METHODS AND RESULTS:

Mass spectroscopy showed that the mutant cTnC was expressed approximately equimolar with wild-type cTnC. Contraction was compared in skinned ventricular myocytes from the cTnC G159D patient and nonfailing donor heart. Maximal Ca(2+)-activated force was similar in cTnC G159D and donor myocytes, but the Ca(2+) sensitivity of cTnC G159D myocytes was higher (EC(50) G159D/donor=0.60). Thin filaments reconstituted with skeletal muscle actin and human cardiac tropomyosin and troponin were studied by in vitro motility assay. Thin filaments containing the mutation had a higher Ca(2+) sensitivity (EC(50) G159D/donor=0.55 + or - 0.13), whereas the maximally activated sliding speed was unaltered.
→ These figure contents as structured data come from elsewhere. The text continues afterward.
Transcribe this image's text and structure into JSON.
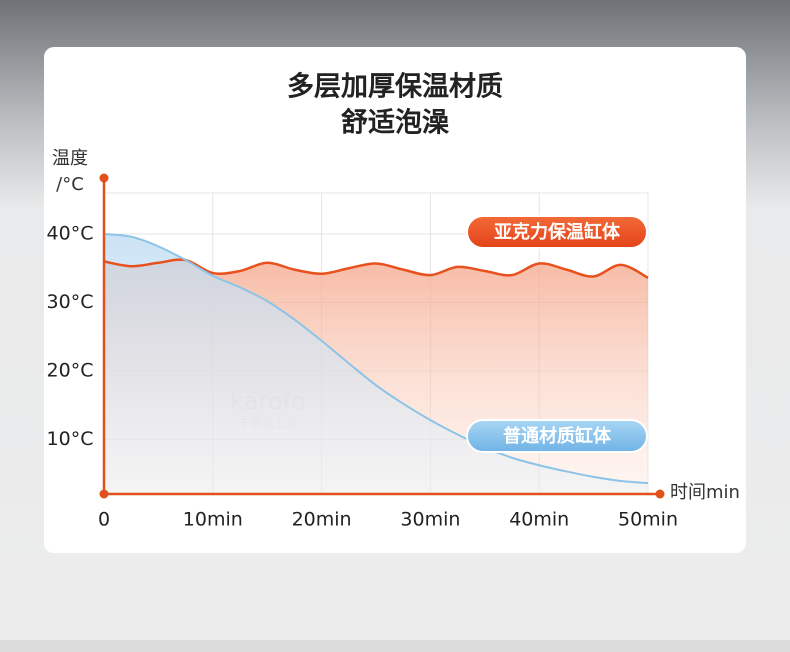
{
  "chart_data": {
    "type": "line",
    "title": "多层加厚保温材质",
    "subtitle": "舒适泡澡",
    "ylabel": [
      "温度",
      "/°C"
    ],
    "xlabel": "时间min",
    "watermark": [
      "karofo",
      "卡罗法卫浴"
    ],
    "x": [
      0,
      2.5,
      5,
      7.5,
      10,
      12.5,
      15,
      17.5,
      20,
      22.5,
      25,
      27.5,
      30,
      32.5,
      35,
      37.5,
      40,
      42.5,
      45,
      47.5,
      50
    ],
    "series": [
      {
        "name": "亚克力保温缸体",
        "color": "#e8501e",
        "values": [
          36,
          35.3,
          35.8,
          36.2,
          34.3,
          34.6,
          35.8,
          34.8,
          34.2,
          35,
          35.7,
          34.8,
          34.0,
          35.2,
          34.6,
          34.0,
          35.7,
          34.8,
          33.8,
          35.5,
          33.6
        ]
      },
      {
        "name": "普通材质缸体",
        "color": "#8cc4e8",
        "values": [
          40,
          39.6,
          38.2,
          36.2,
          33.9,
          32.2,
          30.2,
          27.5,
          24.4,
          21.1,
          17.9,
          15.2,
          12.8,
          10.7,
          8.8,
          7.3,
          6.2,
          5.3,
          4.5,
          3.9,
          3.6
        ]
      }
    ],
    "xlim": [
      0,
      50
    ],
    "xticks": [
      0,
      {
        "value": 10,
        "label": "10min"
      },
      {
        "value": 20,
        "label": "20min"
      },
      {
        "value": 30,
        "label": "30min"
      },
      {
        "value": 40,
        "label": "40min"
      },
      {
        "value": 50,
        "label": "50min"
      }
    ],
    "ylim": [
      2,
      46
    ],
    "yticks": [
      {
        "value": 10,
        "label": "10°C"
      },
      {
        "value": 20,
        "label": "20°C"
      },
      {
        "value": 30,
        "label": "30°C"
      },
      {
        "value": 40,
        "label": "40°C"
      }
    ],
    "grid": true
  }
}
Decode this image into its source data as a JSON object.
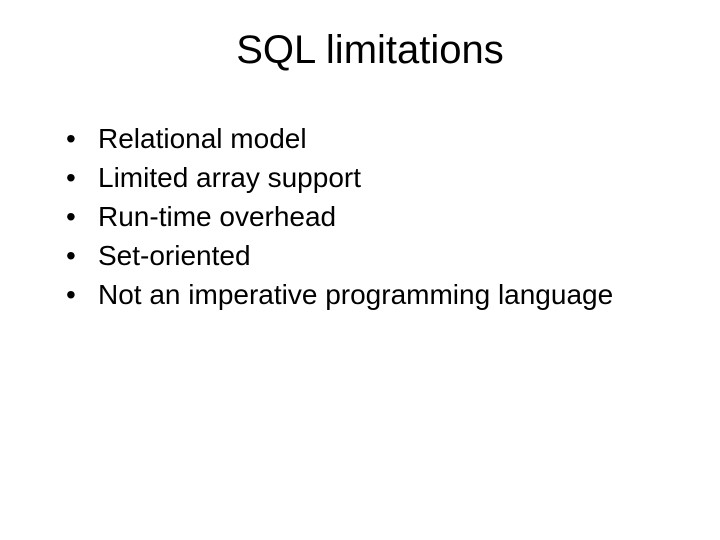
{
  "slide": {
    "title": "SQL limitations",
    "title_fontsize": 40,
    "title_color": "#000000",
    "body_fontsize": 28,
    "body_color": "#000000",
    "background_color": "#ffffff",
    "bullet_char": "•",
    "bullets": [
      "Relational model",
      "Limited array support",
      "Run-time overhead",
      "Set-oriented",
      "Not an imperative programming language"
    ]
  }
}
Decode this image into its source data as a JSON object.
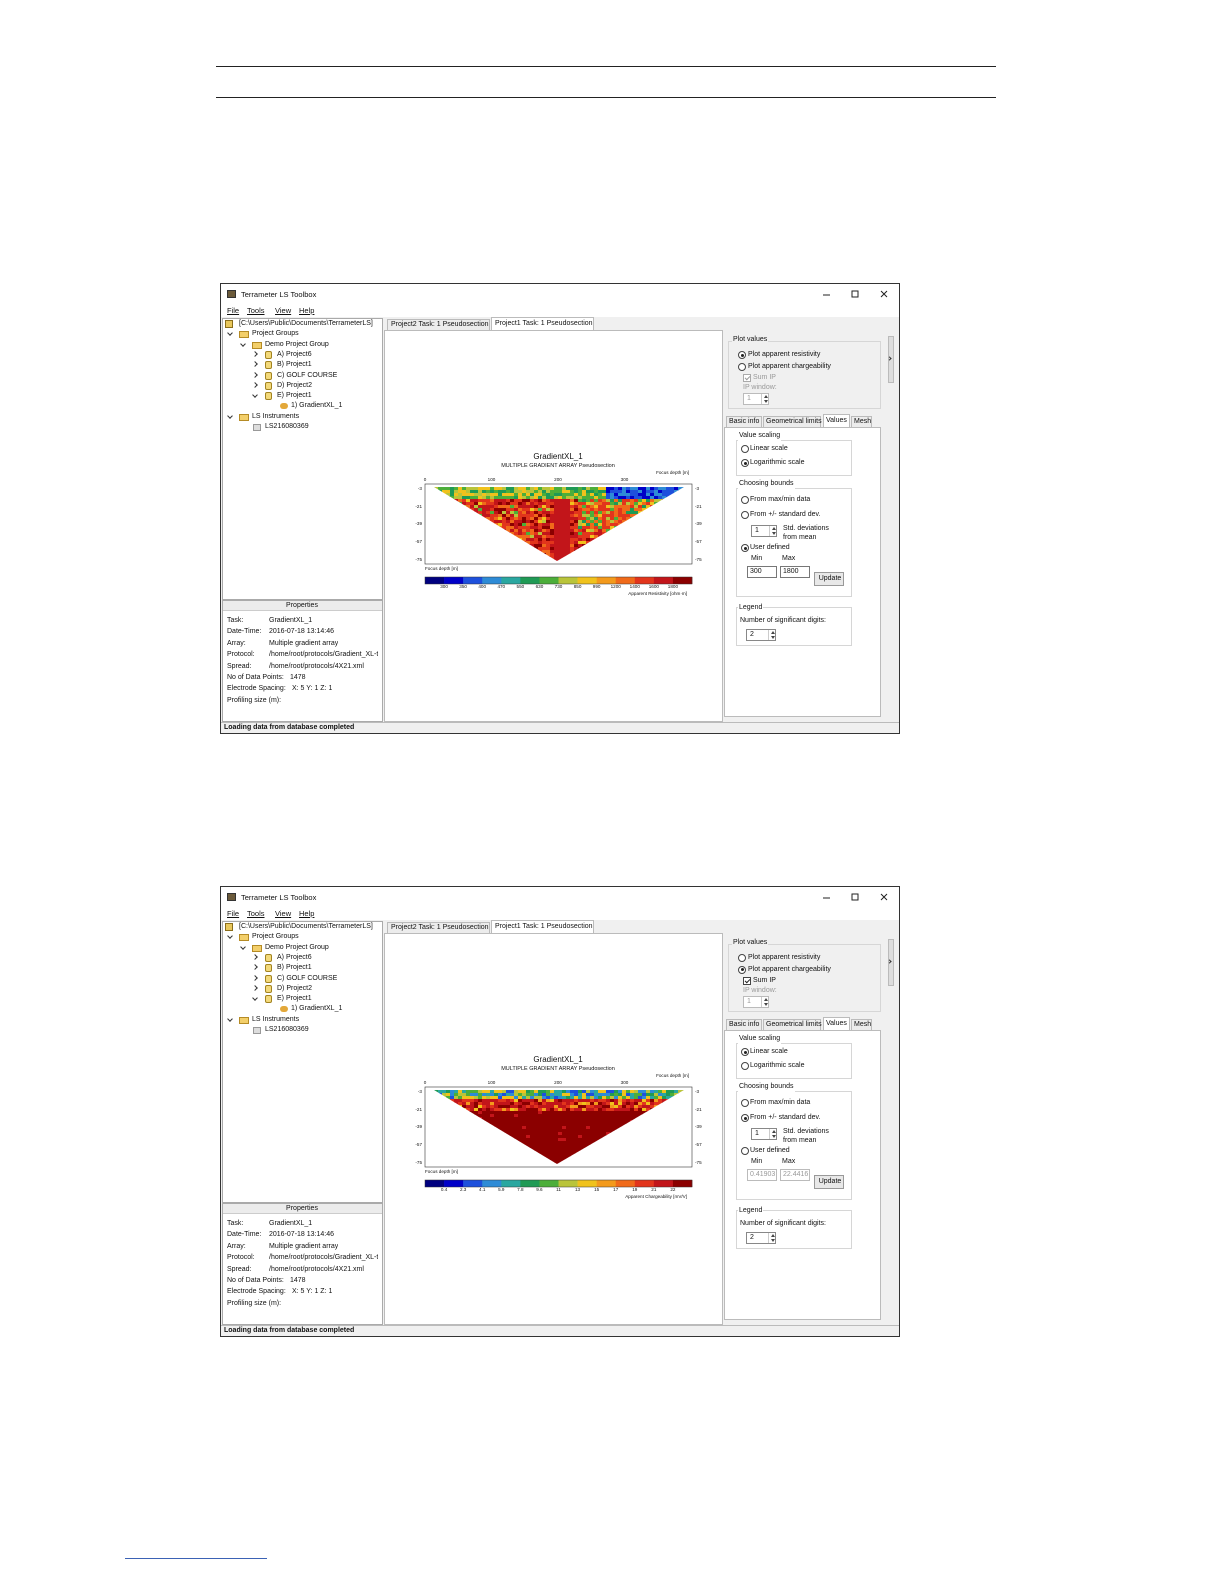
{
  "windows": [
    {
      "title": "Terrameter LS Toolbox",
      "menu": [
        "File",
        "Tools",
        "View",
        "Help"
      ],
      "tree": [
        "[C:\\Users\\Public\\Documents\\TerrameterLS]",
        "Project Groups",
        "Demo Project Group",
        "A) Project6",
        "B) Project1",
        "C) GOLF COURSE",
        "D) Project2",
        "E) Project1",
        "1) GradientXL_1",
        "LS Instruments",
        "LS216080369"
      ],
      "properties_title": "Properties",
      "properties": [
        [
          "Task:",
          "GradientXL_1"
        ],
        [
          "Date-Time:",
          "2016-07-18 13:14:46"
        ],
        [
          "Array:",
          "Multiple gradient array"
        ],
        [
          "Protocol:",
          "/home/root/protocols/Gradient_XL-t"
        ],
        [
          "Spread:",
          "/home/root/protocols/4X21.xml"
        ],
        [
          "No of Data Points:",
          "1478"
        ],
        [
          "Electrode Spacing:",
          "X: 5   Y: 1   Z: 1"
        ],
        [
          "Profiling size (m):"
        ]
      ],
      "status": "Loading data from database completed",
      "doc_tabs": [
        "Project2 Task: 1 Pseudosection",
        "Project1 Task: 1 Pseudosection"
      ],
      "active_doc_tab": 1,
      "plot": {
        "title": "GradientXL_1",
        "subtitle": "MULTIPLE GRADIENT ARRAY Pseudosection",
        "depth_label": "Focus depth [m]",
        "x_labels": [
          "0",
          "100",
          "200",
          "300"
        ],
        "y_labels": [
          "-3",
          "-21",
          "-39",
          "-57",
          "-75"
        ],
        "colorbar_labels": [
          "300",
          "350",
          "400",
          "470",
          "550",
          "630",
          "730",
          "850",
          "990",
          "1200",
          "1400",
          "1600",
          "1800"
        ],
        "colorbar_unit": "Apparent Resistivity [ohm·m]",
        "colorbar_colors": [
          "#00007f",
          "#0000c8",
          "#1e50dc",
          "#2e8bd6",
          "#2aa7a0",
          "#1f9a55",
          "#4cae3a",
          "#b9c43a",
          "#f0c21c",
          "#f39a1c",
          "#f06a1a",
          "#e2351c",
          "#c2151a",
          "#8b0000"
        ]
      },
      "plot_values": {
        "title": "Plot values",
        "options": [
          "Plot apparent resistivity",
          "Plot apparent chargeability"
        ],
        "selected": 0,
        "sum_ip": "Sum IP",
        "sum_ip_checked": true,
        "sum_ip_enabled": false,
        "ip_window": "IP window:",
        "ip_window_value": "1"
      },
      "tabs": [
        "Basic info",
        "Geometrical limits",
        "Values",
        "Mesh"
      ],
      "active_tab": 2,
      "value_scaling": {
        "title": "Value scaling",
        "options": [
          "Linear scale",
          "Logarithmic scale"
        ],
        "selected": 1
      },
      "bounds": {
        "title": "Choosing bounds",
        "options": [
          "From max/min data",
          "From +/- standard dev.",
          "User defined"
        ],
        "selected": 2,
        "std_value": "1",
        "std_label": [
          "Std. deviations",
          "from mean"
        ],
        "min_label": "Min",
        "max_label": "Max",
        "min": "300",
        "max": "1800",
        "minmax_enabled": true,
        "update": "Update"
      },
      "legend": {
        "title": "Legend",
        "digits_label": "Number of significant digits:",
        "digits": "2"
      }
    },
    {
      "title": "Terrameter LS Toolbox",
      "menu": [
        "File",
        "Tools",
        "View",
        "Help"
      ],
      "tree": [
        "[C:\\Users\\Public\\Documents\\TerrameterLS]",
        "Project Groups",
        "Demo Project Group",
        "A) Project6",
        "B) Project1",
        "C) GOLF COURSE",
        "D) Project2",
        "E) Project1",
        "1) GradientXL_1",
        "LS Instruments",
        "LS216080369"
      ],
      "properties_title": "Properties",
      "properties": [
        [
          "Task:",
          "GradientXL_1"
        ],
        [
          "Date-Time:",
          "2016-07-18 13:14:46"
        ],
        [
          "Array:",
          "Multiple gradient array"
        ],
        [
          "Protocol:",
          "/home/root/protocols/Gradient_XL-t"
        ],
        [
          "Spread:",
          "/home/root/protocols/4X21.xml"
        ],
        [
          "No of Data Points:",
          "1478"
        ],
        [
          "Electrode Spacing:",
          "X: 5   Y: 1   Z: 1"
        ],
        [
          "Profiling size (m):"
        ]
      ],
      "status": "Loading data from database completed",
      "doc_tabs": [
        "Project2 Task: 1 Pseudosection",
        "Project1 Task: 1 Pseudosection"
      ],
      "active_doc_tab": 1,
      "plot": {
        "title": "GradientXL_1",
        "subtitle": "MULTIPLE GRADIENT ARRAY Pseudosection",
        "depth_label": "Focus depth [m]",
        "x_labels": [
          "0",
          "100",
          "200",
          "300"
        ],
        "y_labels": [
          "-3",
          "-21",
          "-39",
          "-57",
          "-75"
        ],
        "colorbar_labels": [
          "0.4",
          "2.3",
          "4.1",
          "5.9",
          "7.8",
          "9.6",
          "11",
          "13",
          "15",
          "17",
          "19",
          "21",
          "22"
        ],
        "colorbar_unit": "Apparent Chargeability [mV/V]",
        "colorbar_colors": [
          "#00007f",
          "#0000c8",
          "#1e50dc",
          "#2e8bd6",
          "#2aa7a0",
          "#1f9a55",
          "#4cae3a",
          "#b9c43a",
          "#f0c21c",
          "#f39a1c",
          "#f06a1a",
          "#e2351c",
          "#c2151a",
          "#8b0000"
        ]
      },
      "plot_values": {
        "title": "Plot values",
        "options": [
          "Plot apparent resistivity",
          "Plot apparent chargeability"
        ],
        "selected": 1,
        "sum_ip": "Sum IP",
        "sum_ip_checked": true,
        "sum_ip_enabled": true,
        "ip_window": "IP window:",
        "ip_window_value": "1"
      },
      "tabs": [
        "Basic info",
        "Geometrical limits",
        "Values",
        "Mesh"
      ],
      "active_tab": 2,
      "value_scaling": {
        "title": "Value scaling",
        "options": [
          "Linear scale",
          "Logarithmic scale"
        ],
        "selected": 0
      },
      "bounds": {
        "title": "Choosing bounds",
        "options": [
          "From max/min data",
          "From +/- standard dev.",
          "User defined"
        ],
        "selected": 1,
        "std_value": "1",
        "std_label": [
          "Std. deviations",
          "from mean"
        ],
        "min_label": "Min",
        "max_label": "Max",
        "min": "0.41903",
        "max": "22.4416",
        "minmax_enabled": false,
        "update": "Update"
      },
      "legend": {
        "title": "Legend",
        "digits_label": "Number of significant digits:",
        "digits": "2"
      }
    }
  ]
}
In addition, the cTnC G159D mutation blunted the change in Ca(2+) sensitivity when TnI was dephosphorylated. With wild-type troponin, Ca(2+) sensitivity was increased (EC(50) P/unP=4.7 + or - 1.9) but not with cTnC G159D troponin (EC(50) P/unP=1.2 + or - 0.1).

CONCLUSIONS:

We propose that uncoupling of the relationship between phosphorylation and Ca(2+) sensitivity could be the cause of the dilated cardiomyopathy phenotype. The differences between these data and previous in vitro results show that native phosphorylation of troponin I and troponin T and other posttranslational modifications of sarcomeric proteins strongly influence the functional effects of a mutation.